Thanks for that... I will try to generate SRP_A using this library and let you know if it works.

@vivekpipaliya The initiateAuth method is working for me now:

$client = new CognitoIdentityProviderClient([
    'version' => 'latest',
    'region'  => 'eu-west-1',
    'credentials' => false,
]);

$srp = new Srp();
$a = $srp->getRandomSeed();
$A = $srp->generateA($a);

$result = $client->initiateAuth([
    'UserPoolId'     => 'USER_POOL_ID',
    'ClientId'       => 'CLIENT_ID',
    'AuthFlow'       => 'USER_SRP_AUTH',
    'AuthParameters' => [
        'USERNAME' => 'USERNAME',
        'SRP_A'    => $A
    ]
]);

Currently I'm struggling to find out how I should implement the respondToAuthChallenge. I'll let you know if I've found out how that should be done.

What is the "ChallengeName" you are receiving in the response of initiateAuth method?

@vivekpipaliya PASSWORD_VERIFIER is the challenge name I received and believe that that is correct.

I'm currently stuck at the PASSWORD_CLAIM_SIGNATURE parameter in the respondToAuthChallenge.

What did you pass for TIMESTAMP?

I am on the same stage and getting this error.
Unable to verify secret hash for client xxxxxxxx

@sdrenth I am getting Unable to verify secret hash for client xxxxxxxx on respondToAuthChallenge request.
What problem are you facing in respondToAuthChallenge request?

@vivekpipaliya This is what I used for the date:
$date = date('D M d H:i:s T Y');

I'm using the code below for the respondToAuthChallenge method:

$date = date('D M d H:i:s T Y');

$srp = new Srp();
$a = $srp->getRandomSeed();
$A = $srp->generateA($a);

$challengeParameters = $result->get('ChallengeParameters');

$s = $srp->getRandomSeed();
$x = $srp->generateX($s, 'MY_USERNAME', 'MY_PASSWORD');
$S = $srp->generateS_Client($A, $challengeParameters['SRP_B'], $a, $x);
$K = $srp->generateK($S);

$response = $client->respondToAuthChallenge([
    'ChallengeName'      => 'PASSWORD_VERIFIER',
    'ClientId'           => 'CLIENT_ID',
    'ChallengeResponses' => [
        'TIMESTAMP'                   => $date,
        'USERNAME'                    => $challengeParameters['USER_ID_FOR_SRP'],
        'PASSWORD_CLAIM_SECRET_BLOCK' => $challengeParameters['SECRET_BLOCK'],
        'PASSWORD_CLAIM_SIGNATURE'    => hash_hmac('sha256', $K, $challengeParameters['SALT'])
    ]
]);

This gives me this error:

Bad Request` response:
{"__type":"NotAuthorizedException","message":"Incorrect username or password."}

Most like this error is caused by an incorrect PASSWORD_CLAIM_SIGNATURE. Since I haven't really found out what this key should contain as a value and just tried some things based on documentation and java code I've found.

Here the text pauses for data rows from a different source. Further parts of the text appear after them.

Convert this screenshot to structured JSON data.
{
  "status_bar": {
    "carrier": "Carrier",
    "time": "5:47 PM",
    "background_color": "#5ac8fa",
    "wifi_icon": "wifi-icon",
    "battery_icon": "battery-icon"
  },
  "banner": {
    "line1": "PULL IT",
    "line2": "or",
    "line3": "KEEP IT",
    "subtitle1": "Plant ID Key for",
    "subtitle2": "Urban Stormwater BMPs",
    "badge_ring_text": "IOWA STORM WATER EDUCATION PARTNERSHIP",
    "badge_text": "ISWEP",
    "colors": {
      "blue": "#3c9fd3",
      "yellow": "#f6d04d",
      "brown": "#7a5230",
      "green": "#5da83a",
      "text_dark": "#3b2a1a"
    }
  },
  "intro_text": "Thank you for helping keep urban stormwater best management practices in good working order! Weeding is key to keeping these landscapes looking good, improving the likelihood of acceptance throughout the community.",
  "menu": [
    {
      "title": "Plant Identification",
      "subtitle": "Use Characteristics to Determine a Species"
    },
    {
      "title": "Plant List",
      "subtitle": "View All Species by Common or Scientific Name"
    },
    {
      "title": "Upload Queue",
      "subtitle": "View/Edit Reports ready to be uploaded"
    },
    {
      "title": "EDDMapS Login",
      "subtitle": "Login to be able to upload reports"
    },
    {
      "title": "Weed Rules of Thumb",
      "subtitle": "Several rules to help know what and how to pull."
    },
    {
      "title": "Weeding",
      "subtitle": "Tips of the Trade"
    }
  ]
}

@sdrenth Did you find any solution to generate PASSWORD_CLAIM_SIGNATURE? We are both on the same page.

@vivekpipaliya Unfortunately not yet

@vivekpipaliya Thank you for creating the thread on Amazon Forums, I was just going to do that when I noticed your thread. If anyone else is interested in this, the thread is found here:
https://forums.aws.amazon.com/thread.jspa?threadID=321244&tstart=0

@sdrenth I am trying to use USER_SRP_AUTH to use remember devices functionality.

https://aws.amazon.com/premiumsupport/knowledge-center/cognito-user-pool-remembered-devices/

Is there any reason you are using USER_SRP_AUTH? If you just want to login user then you can use adminInitiateAuth with ADMIN_NO_SRP_AUTH

@vivekpipaliya It's a requirement from the client that I implement the initiateAuth method, according to them the adminInitiateAuth method is not an option. Also they've implemented it for Java/Python before and are helping me as well.

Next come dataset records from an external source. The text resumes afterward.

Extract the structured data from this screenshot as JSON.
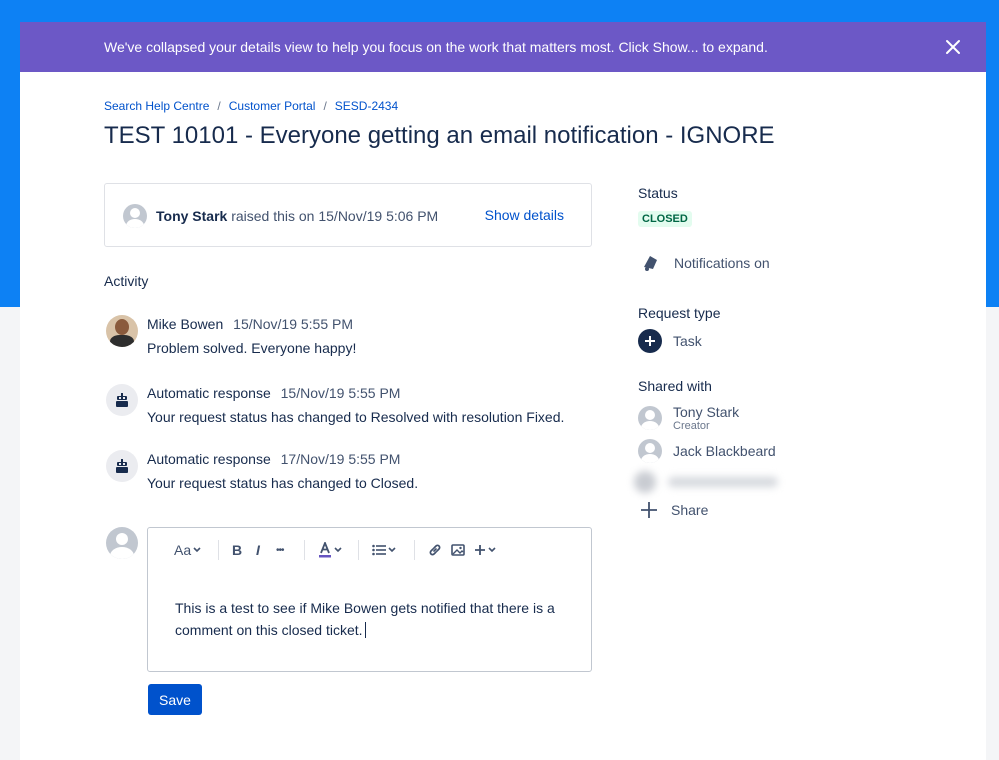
{
  "banner": {
    "message": "We've collapsed your details view to help you focus on the work that matters most. Click Show... to expand."
  },
  "breadcrumb": [
    "Search Help Centre",
    "Customer Portal",
    "SESD-2434"
  ],
  "title": "TEST 10101 - Everyone getting an email notification - IGNORE",
  "raised": {
    "name": "Tony Stark",
    "text": "raised this on 15/Nov/19 5:06 PM",
    "show_details": "Show details"
  },
  "activity": {
    "label": "Activity",
    "items": [
      {
        "author": "Mike Bowen",
        "time": "15/Nov/19 5:55 PM",
        "body": "Problem solved. Everyone happy!"
      },
      {
        "author": "Automatic response",
        "time": "15/Nov/19 5:55 PM",
        "body": "Your request status has changed to Resolved with resolution Fixed."
      },
      {
        "author": "Automatic response",
        "time": "17/Nov/19 5:55 PM",
        "body": "Your request status has changed to Closed."
      }
    ]
  },
  "editor": {
    "toolbar": {
      "text_style": "Aa",
      "bold": "B",
      "italic": "I",
      "more": "•••"
    },
    "content": "This is a test to see if Mike Bowen gets notified that there is a comment on this closed ticket."
  },
  "save_label": "Save",
  "sidebar": {
    "status_label": "Status",
    "status_value": "CLOSED",
    "notifications": "Notifications on",
    "request_type_label": "Request type",
    "request_type": "Task",
    "shared_with_label": "Shared with",
    "shared": [
      {
        "name": "Tony Stark",
        "role": "Creator"
      },
      {
        "name": "Jack Blackbeard",
        "role": ""
      }
    ],
    "share_label": "Share"
  },
  "colors": {
    "page_blue": "#0d81f4",
    "banner_purple": "#6c58c6",
    "link": "#0052cc",
    "status_green_bg": "#e3fcef",
    "status_green_text": "#006644"
  }
}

I'm unable to find any documentation about how to generate the PASSWORD_CLAIM_SIGNATURE.

@sdrenth You can move to the bottom of the page from below link and check this thing if that helps you to generate PASSWORD_CLAIM_SIGNATURE.

https://aws.amazon.com/premiumsupport/knowledge-center/cognito-user-pool-remembered-devices/

image

Actually I have also tried different methods to generate PASSWORD_CLAIM_SIGNATURE but was not able to generate it correctly. That's why I posted this thing on both AWS Forum and StackOverflow

Here is the link for StackOverflow question

https://stackoverflow.com/questions/61495005/couldnt-generate-correct-password-claim-signature-in-php-for-cognito

@vivekpipaliya I think it would need to be something like this (untested):

SHA256_HMAC(K_USER, USERPOOL_ID (without region) + USERID_FOR_SRP + base64 decoded PASSWORD_CLAIM_SECRET_BLOCK + TIMESTAMP), base64-encoded

Hi, @sdrenth Did you found any solution?

@vivekpipaliya I haven't had any time yet to test the value of my previous comment.

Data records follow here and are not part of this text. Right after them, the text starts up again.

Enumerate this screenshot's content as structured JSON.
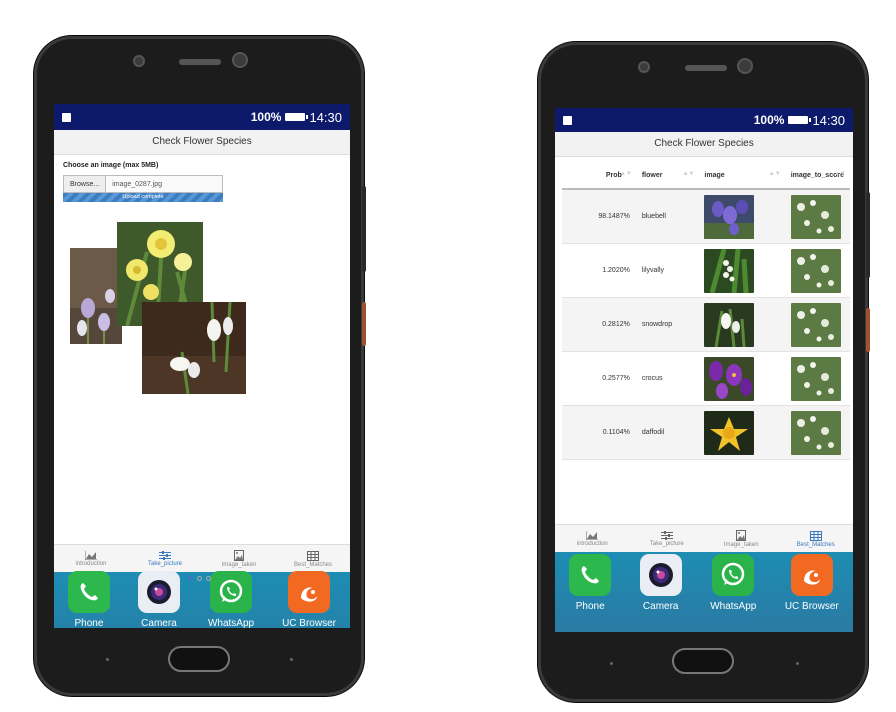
{
  "left_phone": {
    "status": {
      "battery": "100%",
      "time": "14:30"
    },
    "app_title": "Check Flower Species",
    "upload": {
      "label": "Choose an image (max 5MB)",
      "browse_label": "Browse...",
      "file_name": "image_0287.jpg",
      "progress_text": "Upload complete",
      "progress": 1.0
    },
    "tabs": [
      {
        "label": "introduction",
        "icon": "area-chart-icon"
      },
      {
        "label": "Take_picture",
        "icon": "sliders-icon"
      },
      {
        "label": "Image_taken",
        "icon": "image-file-icon"
      },
      {
        "label": "Best_Matches",
        "icon": "table-grid-icon"
      }
    ],
    "active_tab": "Take_picture",
    "dock": [
      {
        "label": "Phone",
        "icon": "phone-icon",
        "color": "#2db84d"
      },
      {
        "label": "Camera",
        "icon": "camera-icon",
        "color": "#e9eef5"
      },
      {
        "label": "WhatsApp",
        "icon": "whatsapp-icon",
        "color": "#29b34a"
      },
      {
        "label": "UC Browser",
        "icon": "uc-browser-icon",
        "color": "#f26a21"
      }
    ]
  },
  "right_phone": {
    "status": {
      "battery": "100%",
      "time": "14:30"
    },
    "app_title": "Check Flower Species",
    "table": {
      "headers": [
        "Prob",
        "flower",
        "image",
        "image_to_score"
      ],
      "rows": [
        {
          "prob": "98.1487%",
          "flower": "bluebell",
          "image": "bluebell-thumb"
        },
        {
          "prob": "1.2020%",
          "flower": "lilyvally",
          "image": "lilyvally-thumb"
        },
        {
          "prob": "0.2812%",
          "flower": "snowdrop",
          "image": "snowdrop-thumb"
        },
        {
          "prob": "0.2577%",
          "flower": "crocus",
          "image": "crocus-thumb"
        },
        {
          "prob": "0.1104%",
          "flower": "daffodil",
          "image": "daffodil-thumb"
        }
      ]
    },
    "tabs": [
      {
        "label": "introduction",
        "icon": "area-chart-icon"
      },
      {
        "label": "Take_picture",
        "icon": "sliders-icon"
      },
      {
        "label": "Image_taken",
        "icon": "image-file-icon"
      },
      {
        "label": "Best_Matches",
        "icon": "table-grid-icon"
      }
    ],
    "active_tab": "Best_Matches",
    "dock": [
      {
        "label": "Phone",
        "icon": "phone-icon",
        "color": "#2db84d"
      },
      {
        "label": "Camera",
        "icon": "camera-icon",
        "color": "#e9eef5"
      },
      {
        "label": "WhatsApp",
        "icon": "whatsapp-icon",
        "color": "#29b34a"
      },
      {
        "label": "UC Browser",
        "icon": "uc-browser-icon",
        "color": "#f26a21"
      }
    ]
  }
}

I found the Capless Warrant Python code very helpful in understanding the whole process.

https://github.com/capless/warrant/blob/ff2e4793d8479e770f2461ef7cbc0c15ee784395/warrant/aws_srp.py#L93

@sdrenth Any updates here? I'm running into the exact same issue. Just receiving "Incorrect username or password." Also tried several different generated signatures without success.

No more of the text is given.